Le Figaro

Martine Lochouarn observe dans le cahier santé du Figaro que « favorisée par l’épidémie d’obésité, [l’hypertension artérielle] reste encore trop souvent le «tueur silencieux» des accidents cardiovasculaires ».
Le Pr Xavier Girerd, cardiologue (CHU Pitié-Salpêtrière, Paris), remarque en effet que « sur 15 millions d’hypertendus connus [en France], 12 sont traités par des médicaments, mais la pression artérielle n’est contrôlée que chez la moitié. Et un hypertendu sur deux ne connaît pas son état ».

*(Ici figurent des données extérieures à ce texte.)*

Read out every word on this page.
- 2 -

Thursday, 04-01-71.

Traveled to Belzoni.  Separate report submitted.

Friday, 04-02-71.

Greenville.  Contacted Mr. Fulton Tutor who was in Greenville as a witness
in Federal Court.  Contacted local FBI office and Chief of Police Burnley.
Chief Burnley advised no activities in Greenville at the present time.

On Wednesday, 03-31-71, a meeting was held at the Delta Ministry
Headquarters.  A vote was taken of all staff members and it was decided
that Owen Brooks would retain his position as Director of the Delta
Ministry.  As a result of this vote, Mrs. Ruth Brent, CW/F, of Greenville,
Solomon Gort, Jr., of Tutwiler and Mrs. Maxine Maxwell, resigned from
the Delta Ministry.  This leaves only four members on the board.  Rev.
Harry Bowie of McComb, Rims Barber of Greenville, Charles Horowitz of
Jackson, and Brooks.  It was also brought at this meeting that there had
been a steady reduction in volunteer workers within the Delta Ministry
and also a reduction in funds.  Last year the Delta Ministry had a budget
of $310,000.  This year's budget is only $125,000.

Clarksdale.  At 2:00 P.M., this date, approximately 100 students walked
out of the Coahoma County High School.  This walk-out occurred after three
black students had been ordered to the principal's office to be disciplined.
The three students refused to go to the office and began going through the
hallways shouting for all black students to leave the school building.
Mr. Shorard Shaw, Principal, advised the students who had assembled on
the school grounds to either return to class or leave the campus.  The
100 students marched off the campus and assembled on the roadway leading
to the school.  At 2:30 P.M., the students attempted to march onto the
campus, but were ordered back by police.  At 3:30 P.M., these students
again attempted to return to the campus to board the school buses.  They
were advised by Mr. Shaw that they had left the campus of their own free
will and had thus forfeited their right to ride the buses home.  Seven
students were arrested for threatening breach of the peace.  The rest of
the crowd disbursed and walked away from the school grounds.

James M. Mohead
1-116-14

Martine Lochouarn note donc que « la marge de progrès est forte », et rappelle notamment que « l’HTA se manifeste seulement lorsqu’elle est déjà sévère. […] Dans 5 à 10% des cas, surtout chez les sujets jeunes, l’HTA peut être la conséquence d’une autre maladie – rétrécissement de l’artère rénale, phéochromocytome, maladie de Cushing ou hyperaldostéronisme – qu’il suffit de traiter pour revenir à la normale ».
« Mais 90% des hypertensions, dont l’incidence s’accroît avec l’âge, ne résultent que de facteurs environnementaux et génétiques »,
poursuit la journaliste.
Le Pr Xavier Jeunemaître, spécialiste de génétique cardiovasculaire (HEGP, Paris et Inserm U970), indique que « des études familiales ont montré que la pression artérielle dépend pour environ 30% de l’hérédité. Mais les récentes études du génome entier de dizaines de milliers de sujets n’ont pas permis d’identifier des gènes prédisposant fortement à l’hypertension ».
De son côté, le Pr Stéphane Laurent, cardiologue (HEGP, Paris et Inserm U970), précise que « l’obésité est probablement un des facteurs aggravants de l’hypertension artérielle qui progresse le plus vite ».
Martine Lochouarn explique que « dans tous les cas, un changement des habitudes de vie est nécessaire pour perdre du poids, reprendre une activité physique, réduire sa consommation de sel ».
« Quand le risque cardiovasculaire est faible, ces mesures hygiéno-diététiques peuvent suffire à normaliser la tension, surtout chez les plus jeunes. Si ce risque est moyen ou élevé, voire très élevé comme après un infarctus, le recours à vie aux médicaments devient indispensable »
, ajoute la journaliste.
Martine Lochouarn se penche en outre sur la « palette de prises en charge, des médicaments sur mesure à la chirurgie », observant que « 45% des hypertendus sont sous traitement médicamenteux », ou notant que « malgré un diagnostic facile, malgré quelque 500 spécialités ciblant l’hypertension, il reste beaucoup de progrès à faire. Certains viendront d’une meilleure détection des patients à risque ».